Search code examples
neo4jdifferenceneo4j-boltneo4j-driver

What is difference between `result_available_after` and `result_consumed_after` in `BoltStatementResultSummary`? How to measure query execution time?


I tried understanding from the docs here, quoting from the doc

result_available_after = None The time it took for the server to have the result available.

result_consumed_after = None The time it took for the server to consume the result.

I still do not understand the actual difference. Which one I should consider if I want to scale the program and find the execution time of the query. And why result_available_after becomes 0 ms if I run the same query one more time? Is it because of cache? I tried changing setting dbms.memory.pagecache.size=1M as suggested here, but didn't work. How can I measure only the execution time of the query?

I am using Neo4j 4.0 and neo4j python driver for queries.


Solution

  • result_available_after is the time before the first result was found and made available. There may be many more results that still need to be found and streamed from the query, but this is reasonably when a client can begin getting results streamed back.

    result_consumed_after is the time at which all results were found and consumed by / sent to the client that made the query. The query is completely finished at this point.

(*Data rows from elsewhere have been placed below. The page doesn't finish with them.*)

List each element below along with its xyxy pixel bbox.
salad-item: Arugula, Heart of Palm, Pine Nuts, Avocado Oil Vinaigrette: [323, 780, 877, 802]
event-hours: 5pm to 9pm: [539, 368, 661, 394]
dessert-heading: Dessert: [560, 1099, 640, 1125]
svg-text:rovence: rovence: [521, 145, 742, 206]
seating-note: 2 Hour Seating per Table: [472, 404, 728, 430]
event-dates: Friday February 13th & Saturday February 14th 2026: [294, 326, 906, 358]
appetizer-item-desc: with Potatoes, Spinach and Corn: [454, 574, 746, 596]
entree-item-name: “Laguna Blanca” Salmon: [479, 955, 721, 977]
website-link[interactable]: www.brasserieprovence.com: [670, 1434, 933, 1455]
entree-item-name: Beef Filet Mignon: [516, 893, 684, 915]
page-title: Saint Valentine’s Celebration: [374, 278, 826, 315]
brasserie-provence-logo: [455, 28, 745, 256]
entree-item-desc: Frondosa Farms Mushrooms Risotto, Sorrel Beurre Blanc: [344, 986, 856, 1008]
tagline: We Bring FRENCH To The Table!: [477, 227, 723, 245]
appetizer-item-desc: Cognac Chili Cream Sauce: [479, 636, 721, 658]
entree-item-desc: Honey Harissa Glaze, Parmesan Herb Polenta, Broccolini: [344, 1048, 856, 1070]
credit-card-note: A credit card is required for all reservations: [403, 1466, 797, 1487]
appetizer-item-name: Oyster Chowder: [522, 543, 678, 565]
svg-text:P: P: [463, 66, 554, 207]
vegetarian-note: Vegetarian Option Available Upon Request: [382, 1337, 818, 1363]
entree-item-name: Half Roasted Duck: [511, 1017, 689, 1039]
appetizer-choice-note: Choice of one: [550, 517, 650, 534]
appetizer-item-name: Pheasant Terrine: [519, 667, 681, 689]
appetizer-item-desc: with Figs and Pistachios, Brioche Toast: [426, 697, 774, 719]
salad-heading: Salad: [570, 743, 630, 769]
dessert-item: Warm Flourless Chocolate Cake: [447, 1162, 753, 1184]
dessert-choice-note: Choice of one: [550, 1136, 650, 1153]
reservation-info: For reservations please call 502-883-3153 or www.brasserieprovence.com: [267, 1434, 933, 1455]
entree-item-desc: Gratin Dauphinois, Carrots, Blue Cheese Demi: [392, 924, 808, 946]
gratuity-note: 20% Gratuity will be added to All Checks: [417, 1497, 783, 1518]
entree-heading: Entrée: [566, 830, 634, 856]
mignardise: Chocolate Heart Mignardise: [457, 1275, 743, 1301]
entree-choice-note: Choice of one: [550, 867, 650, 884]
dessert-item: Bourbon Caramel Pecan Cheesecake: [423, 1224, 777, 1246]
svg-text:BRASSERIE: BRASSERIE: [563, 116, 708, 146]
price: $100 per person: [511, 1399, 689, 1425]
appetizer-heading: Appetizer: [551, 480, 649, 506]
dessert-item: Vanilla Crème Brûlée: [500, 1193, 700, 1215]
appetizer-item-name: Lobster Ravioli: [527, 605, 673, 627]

    As for seeing result_available_after go to 0, that's likely a combination of two things:

    1. Since you just ran the query previously, the query has been cached, and so for subsequent executions there is no need to compile and plan, the plan is just retrieved from the cache and executed. This factors out compile and planning time.

    2. If the query was on the same data, then the parts of the graph touched and retrieved should now be in the pagecache. On subsequent executions, it will be faster to traverse since for traversal it only has to hit the pagecache. So this factors out disk I/O. This is why it is ideal to have enough RAM to allow pagecache to be configured to cover as much of the graph as possible, to avoid the costs of disk I/O.